Richard Koo, chief economist di Nomura e grande esperto della crisi giapponese, dissente: la recessione europea dipende dai saldi di bilancio. Il settore privato, in una congiuntura segnata dagli alti debiti preferisce risparmiare (vedi le famiglie) a danno di domanda e investimenti (vedi imprese). Per curare la malattia, perciò, è necessario che la domanda pubblica prenda il posto dei privati. L’opposto dell’austerità, che rischia di rendere la situazione sempre peggiore grazie ad alcuni effetti perversi: l’Italia, in cui i risparmi privati rappresentano il 7% del Pil, non può utilizzare queste risorse perché il trattato di Maastricht dice che non può avere un deficit superiore al 3%. E il surplus finisce in Bund tedeschi o nei T-Bond Usa. Le riforme strutturali proposte da Draghi, dice Koo in un’intervista a Il Corriere della Sera, “equivalgono alla dieta e ai servizi da seguire quando si è malati”. Ma la dieta da sola non ha alcuna efficacia, quando si ha fame, come capita ad Atene e dintorni. 
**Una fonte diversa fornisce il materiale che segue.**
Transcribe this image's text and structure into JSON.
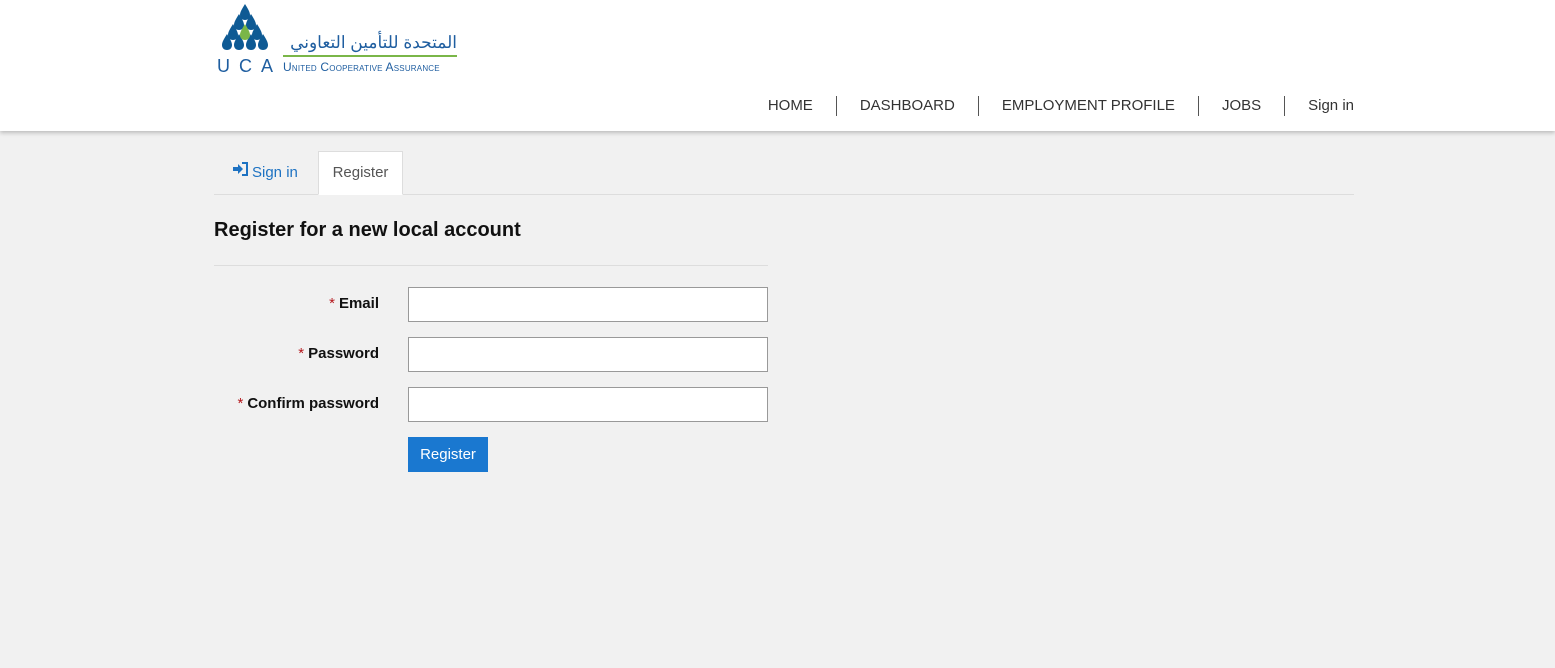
{
  "logo": {
    "letters": [
      "U",
      "C",
      "A"
    ],
    "arabic": "المتحدة للتأمين التعاوني",
    "english": "United Cooperative Assurance",
    "colors": {
      "blue": "#0e5a94",
      "green": "#7ab648"
    }
  },
  "nav": {
    "items": [
      {
        "label": "HOME"
      },
      {
        "label": "DASHBOARD"
      },
      {
        "label": "EMPLOYMENT PROFILE"
      },
      {
        "label": "JOBS"
      },
      {
        "label": "Sign in"
      }
    ]
  },
  "tabs": {
    "signin": {
      "label": "Sign in",
      "icon": "sign-in-icon"
    },
    "register": {
      "label": "Register"
    }
  },
  "form": {
    "title": "Register for a new local account",
    "required_marker": "*",
    "email": {
      "label": "Email",
      "value": ""
    },
    "password": {
      "label": "Password",
      "value": ""
    },
    "confirm": {
      "label": "Confirm password",
      "value": ""
    },
    "submit_label": "Register"
  },
  "theme": {
    "accent": "#1a78d0",
    "link": "#1d72c2",
    "required": "#b4151a",
    "background": "#f1f1f1"
  }
}
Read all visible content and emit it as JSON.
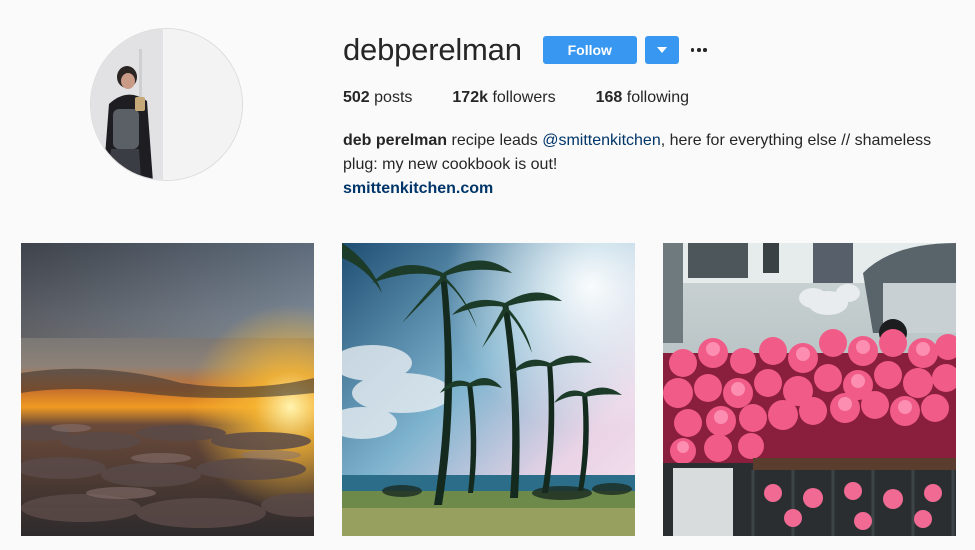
{
  "profile": {
    "username": "debperelman",
    "follow_label": "Follow",
    "stats": {
      "posts_count": "502",
      "posts_label": "posts",
      "followers_count": "172k",
      "followers_label": "followers",
      "following_count": "168",
      "following_label": "following"
    },
    "bio": {
      "name": "deb perelman",
      "text_before": "recipe leads",
      "mention": "@smittenkitchen",
      "text_after": ", here for everything else // shameless plug: my new cookbook is out!",
      "website": "smittenkitchen.com"
    }
  },
  "posts": [
    {
      "subject": "sunset-over-clouds"
    },
    {
      "subject": "palm-trees-beach"
    },
    {
      "subject": "pink-flowers-street"
    }
  ],
  "colors": {
    "accent": "#3897f0",
    "link": "#003569",
    "text": "#262626",
    "background": "#fafafa"
  },
  "icons": [
    "caret-down-icon",
    "more-options-icon"
  ]
}
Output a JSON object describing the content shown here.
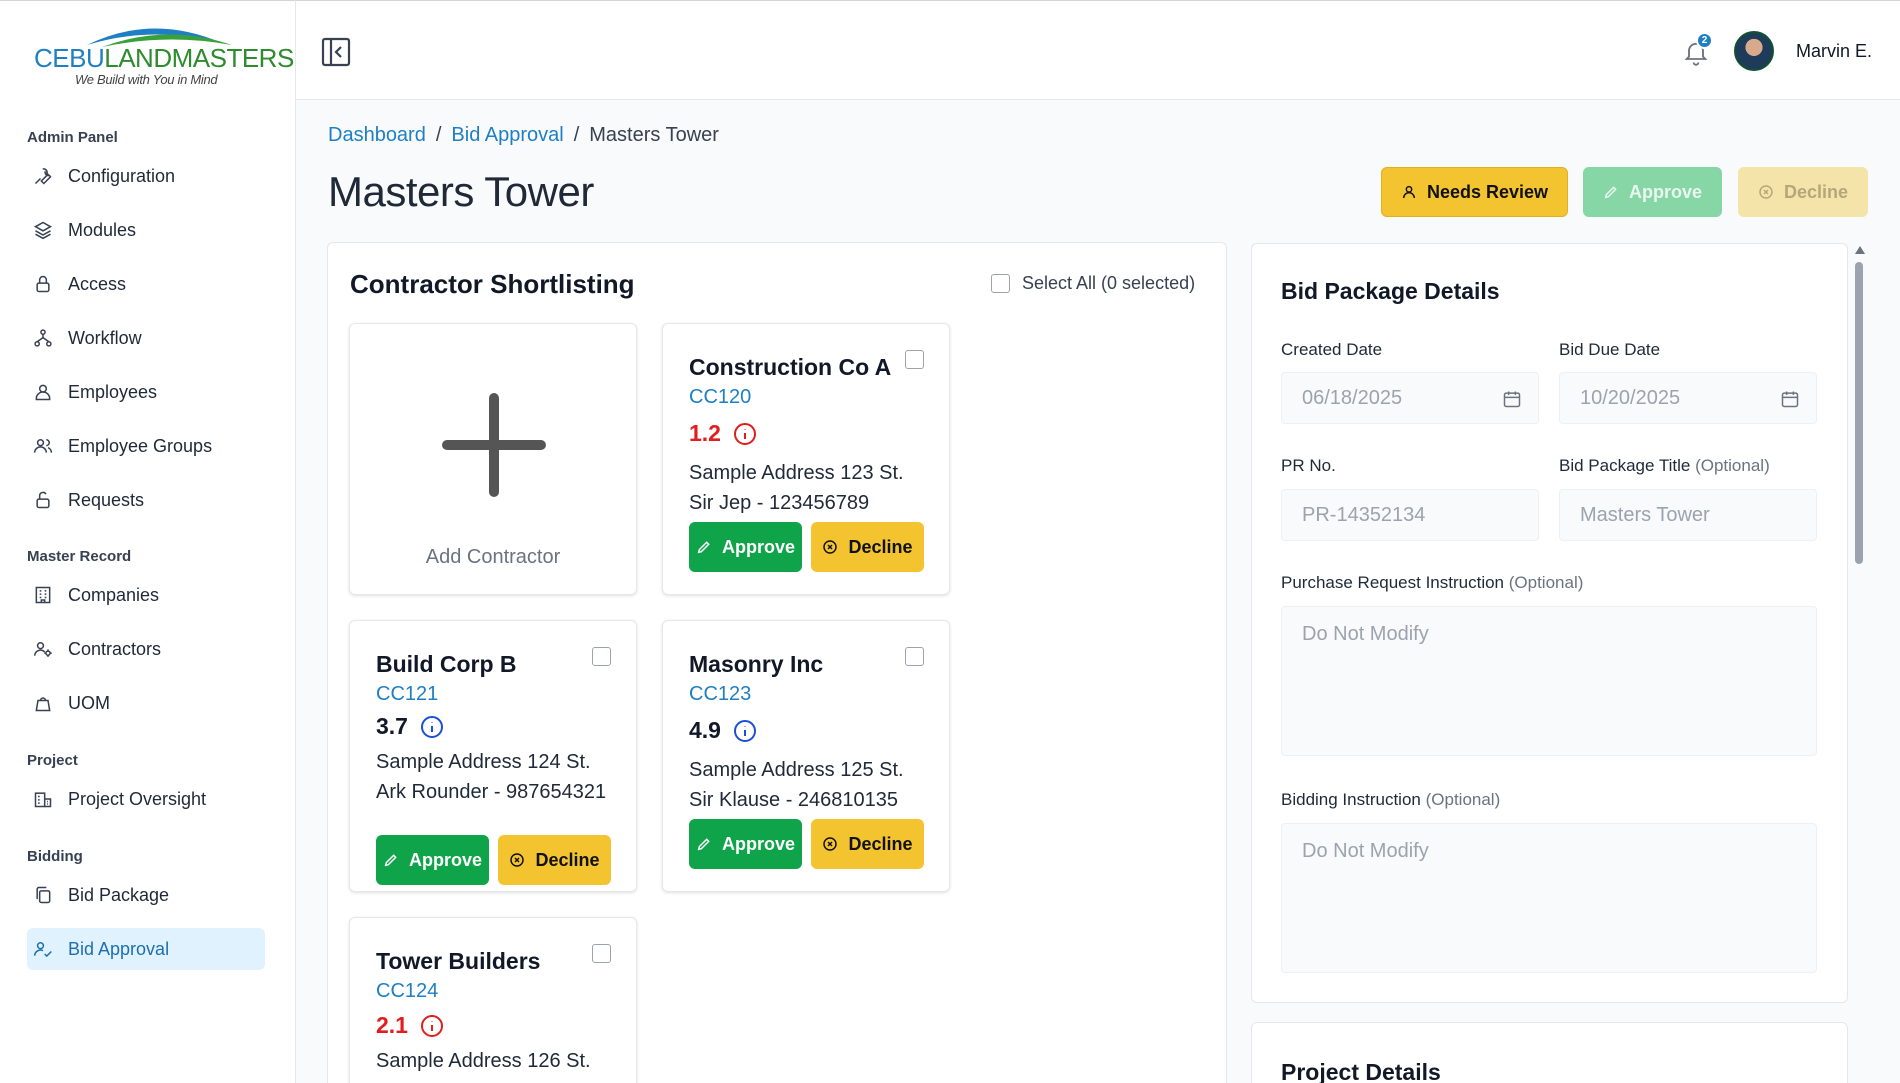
{
  "brand": {
    "name_part1": "CEBU",
    "name_part2": "LANDMASTERS",
    "tagline": "We Build with You in Mind",
    "colors": {
      "primary": "#1e7fc4",
      "secondary": "#2e8b2e"
    }
  },
  "sidebar": {
    "sections": [
      {
        "title": "Admin Panel",
        "items": [
          {
            "label": "Configuration",
            "icon": "wrench-icon"
          },
          {
            "label": "Modules",
            "icon": "layers-icon"
          },
          {
            "label": "Access",
            "icon": "lock-icon"
          },
          {
            "label": "Workflow",
            "icon": "workflow-icon"
          },
          {
            "label": "Employees",
            "icon": "user-icon"
          },
          {
            "label": "Employee Groups",
            "icon": "users-icon"
          },
          {
            "label": "Requests",
            "icon": "unlock-icon"
          }
        ]
      },
      {
        "title": "Master Record",
        "items": [
          {
            "label": "Companies",
            "icon": "building-icon"
          },
          {
            "label": "Contractors",
            "icon": "user-cog-icon"
          },
          {
            "label": "UOM",
            "icon": "weight-icon"
          }
        ]
      },
      {
        "title": "Project",
        "items": [
          {
            "label": "Project Oversight",
            "icon": "chart-building-icon"
          }
        ]
      },
      {
        "title": "Bidding",
        "items": [
          {
            "label": "Bid Package",
            "icon": "copy-icon"
          },
          {
            "label": "Bid Approval",
            "icon": "user-check-icon",
            "active": true
          }
        ]
      }
    ]
  },
  "topbar": {
    "notification_count": "2",
    "user_name": "Marvin E."
  },
  "breadcrumb": {
    "items": [
      "Dashboard",
      "Bid Approval",
      "Masters Tower"
    ],
    "separator": "/"
  },
  "page": {
    "title": "Masters Tower",
    "actions": {
      "needs_review": "Needs Review",
      "approve": "Approve",
      "decline": "Decline"
    }
  },
  "shortlist": {
    "title": "Contractor Shortlisting",
    "select_all_label": "Select All (0 selected)",
    "add_label": "Add Contractor",
    "approve_label": "Approve",
    "decline_label": "Decline",
    "contractors": [
      {
        "name": "Construction Co A",
        "code": "CC120",
        "score": "1.2",
        "score_level": "low",
        "address": "Sample Address 123 St.",
        "contact": "Sir Jep - 123456789"
      },
      {
        "name": "Build Corp B",
        "code": "CC121",
        "score": "3.7",
        "score_level": "ok",
        "address": "Sample Address 124 St.",
        "contact": "Ark Rounder - 987654321"
      },
      {
        "name": "Masonry Inc",
        "code": "CC123",
        "score": "4.9",
        "score_level": "ok",
        "address": "Sample Address 125 St.",
        "contact": "Sir Klause - 246810135"
      },
      {
        "name": "Tower Builders",
        "code": "CC124",
        "score": "2.1",
        "score_level": "low",
        "address": "Sample Address 126 St.",
        "contact": ""
      }
    ]
  },
  "bid_package": {
    "title": "Bid Package Details",
    "created_date_label": "Created Date",
    "created_date": "06/18/2025",
    "due_date_label": "Bid Due Date",
    "due_date": "10/20/2025",
    "pr_no_label": "PR No.",
    "pr_no_placeholder": "PR-14352134",
    "title_label": "Bid Package Title",
    "optional_label": "(Optional)",
    "title_placeholder": "Masters Tower",
    "pr_instruction_label": "Purchase Request Instruction",
    "pr_instruction_placeholder": "Do Not Modify",
    "bidding_instruction_label": "Bidding Instruction",
    "bidding_instruction_placeholder": "Do Not Modify"
  },
  "project_details": {
    "title": "Project Details"
  }
}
Ben venga il Qe e si isoli il paziente greco, tentato dall’autolesionismo. Ma si riscoprano i vantaggi di una forte iniezione di capitali per favorire investimenti pubblici su scala continentale, magari affidati a chi li sa fare. Senza illudersi che il bazooka di Draghi equivalga alla bacchetta magica di mago Merlino. Altrimenti il Qe, nato con l’opposizione della Bundesbank, servirà a ridare ossigeno all’export della Bmw, grazie all’euro debole e al denaro a costo zero. Ma non a evitare la deriva della Grecia verso il fallimento.